“But you are going soon,” Dr. Ray said more cheerfully than she felt. “Get her away. That is the only thing to do. And you are going soon now, Ruby said.”

“Farther into China. To my own family. That will be worse, I fear.”

“Oh! I hope not. She wouldn’t stay with me, I suppose, while you went and came back for her? We could take a little trip—to Japan perhaps—she and I. I will part ways with Julia Townsend, for a time, or bring her to reason.”

“I’d give a great deal if she would,” Sên replied. “But she will not. It isn’t even worth trying. Don’t think me ungrateful.”

“I know that you are not that,” Dr. Ray said emphatically.

Mrs. Sên came to them from the drawing-room then, her home letters read, Emma’s cried over a little—for it had told her of Ruben’s first tooth and of a pair of tiny new red shoes he preferred to suck rather than wear—and nothing more of analysis or of confession passed.

It was late when Dr. Ray went back to her hotel down in the city, and Sên walked beside her with his hand on the edge of her chair.

Even in high daylight (day is never garish in Hongkong) the apish incongruities and misfitments of Young China ways and clothes cannot rob Hongkong of its unequaled beauty. The bamboos’ luxuriant, sword-shaped, fern-like beauty still edges with gray-green lace the twisting footpath between Victoria City and the blue-topped Peak. Red Chinese roofs still up-turn here and there among the persimmons and oleanders. Junks and sampans still huddle in the harbor, and the water still croons blue and green and limpid about them. At night Young China seems almost a myth, an unloveliness almost forgotten and quite negligible; the moon and the stars keep their old state up in an imperial sky; lights still shimmer like fireflies and flash like friendly arrows of flame from bush and vine-entangled homesteads and from long pendant lanterns swinging in coolie hands, and down in the great craft-huddled harbor, lights twinkle and proclaim in every color that man-made light can show; queer, passionate Chinese music still throbs now and then through the darkness, and English pianos tinkle long after London’s bedtime; Chinese voices rise and fall in velvet guttural across the night-time stillness, and the laugh of a young English voice pierces it over there behind the thicket of moon-drenched roses; a nightingale sings in an old cherry-tree; and night moths wing their filmy flight from the passion-flowers.
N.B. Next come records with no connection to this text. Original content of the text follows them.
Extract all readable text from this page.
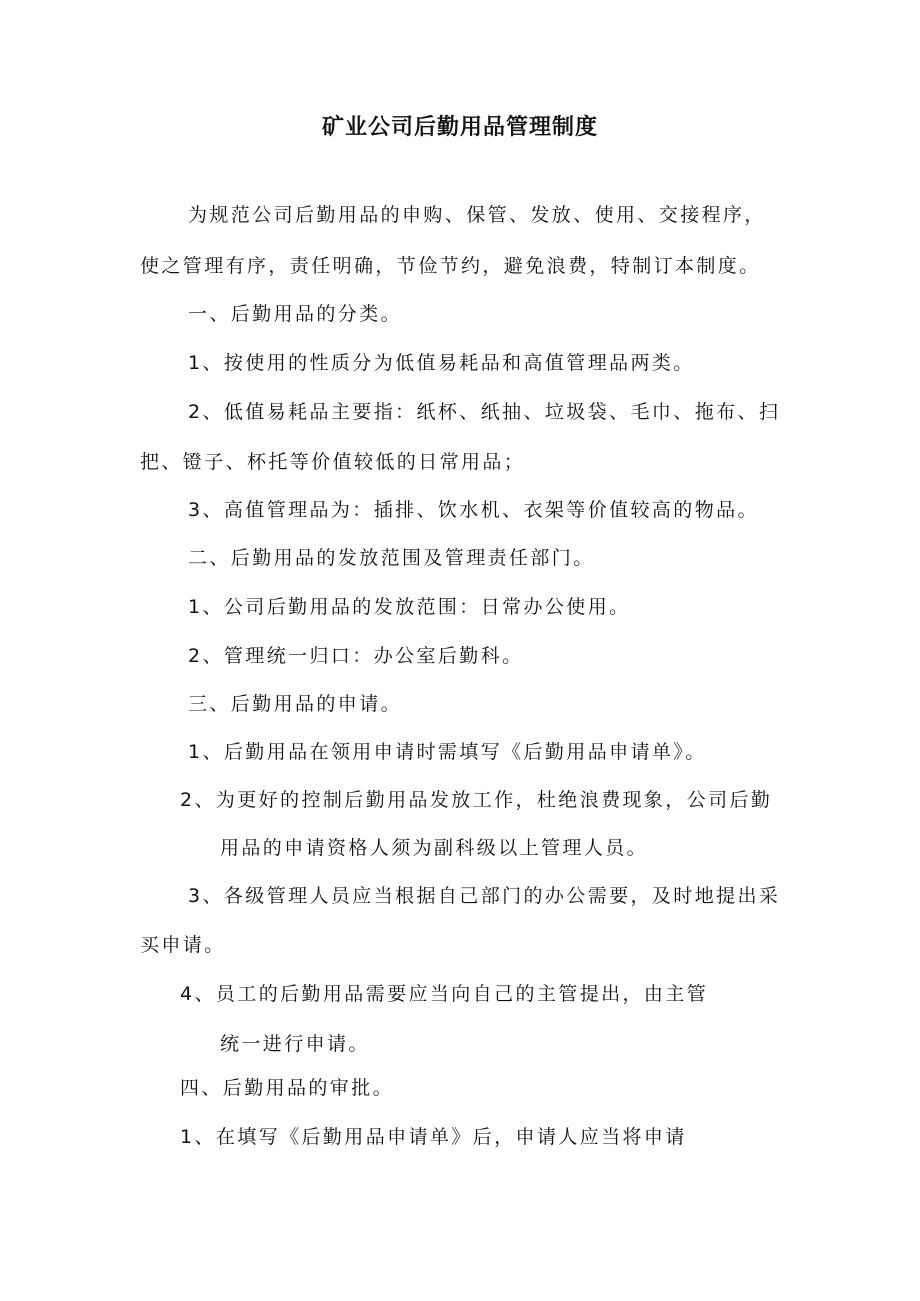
矿业公司后勤用品管理制度
为规范公司后勤用品的申购、保管、发放、使用、交接程序，
使之管理有序，责任明确，节俭节约，避免浪费，特制订本制度。
一、后勤用品的分类。
1、按使用的性质分为低值易耗品和高值管理品两类。
2、低值易耗品主要指：纸杯、纸抽、垃圾袋、毛巾、拖布、扫
把、镫子、杯托等价值较低的日常用品；
3、高值管理品为：插排、饮水机、衣架等价值较高的物品。
二、后勤用品的发放范围及管理责任部门。
1、公司后勤用品的发放范围：日常办公使用。
2、管理统一归口：办公室后勤科。
三、后勤用品的申请。
1、后勤用品在领用申请时需填写《后勤用品申请单》。
2、为更好的控制后勤用品发放工作，杜绝浪费现象，公司后勤
用品的申请资格人须为副科级以上管理人员。
3、各级管理人员应当根据自己部门的办公需要，及时地提出采
买申请。
4、员工的后勤用品需要应当向自己的主管提出，由主管
统一进行申请。
四、后勤用品的审批。
1、在填写《后勤用品申请单》后，申请人应当将申请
As they turned one of the steep, narrow pathway’s sudden curves, they almost collided with a singing quintet of young Chinese—two girls and three men, swinging along all arm in arm and quite spanning the narrow yellow path. They were singing an English music-hall song stridently, the men dressed in European clothes that were European—Bayswater or Battersea—the two young women in “English” raiment that was not English. One girl swayed a little as she walked, because her golden lilies, disfigured now in sensible English boots, had not “unbound” successfully. They drew aside to let Dr. Ray’s chair pass, backing against the bamboos at the road’s edge, still linking arms, still singing, but much more softly, just keeping it up: “My mother-in-law ain’t no jellyfish.” And they looked, as they were, perfectly respectable and self-respecting.

When the descending chair had passed on, they swung back athwart the path and went on again in step and singing again in louder tones: “My mother-in-law ain’t no lamb, and she ain’t no Venus neither”—crashing it out to the Chinese night, where the moon above showered the yellow path and the gray-green bamboos with a rain of opals, and the nightingale broke off its fragrant song in the old cherry-tree.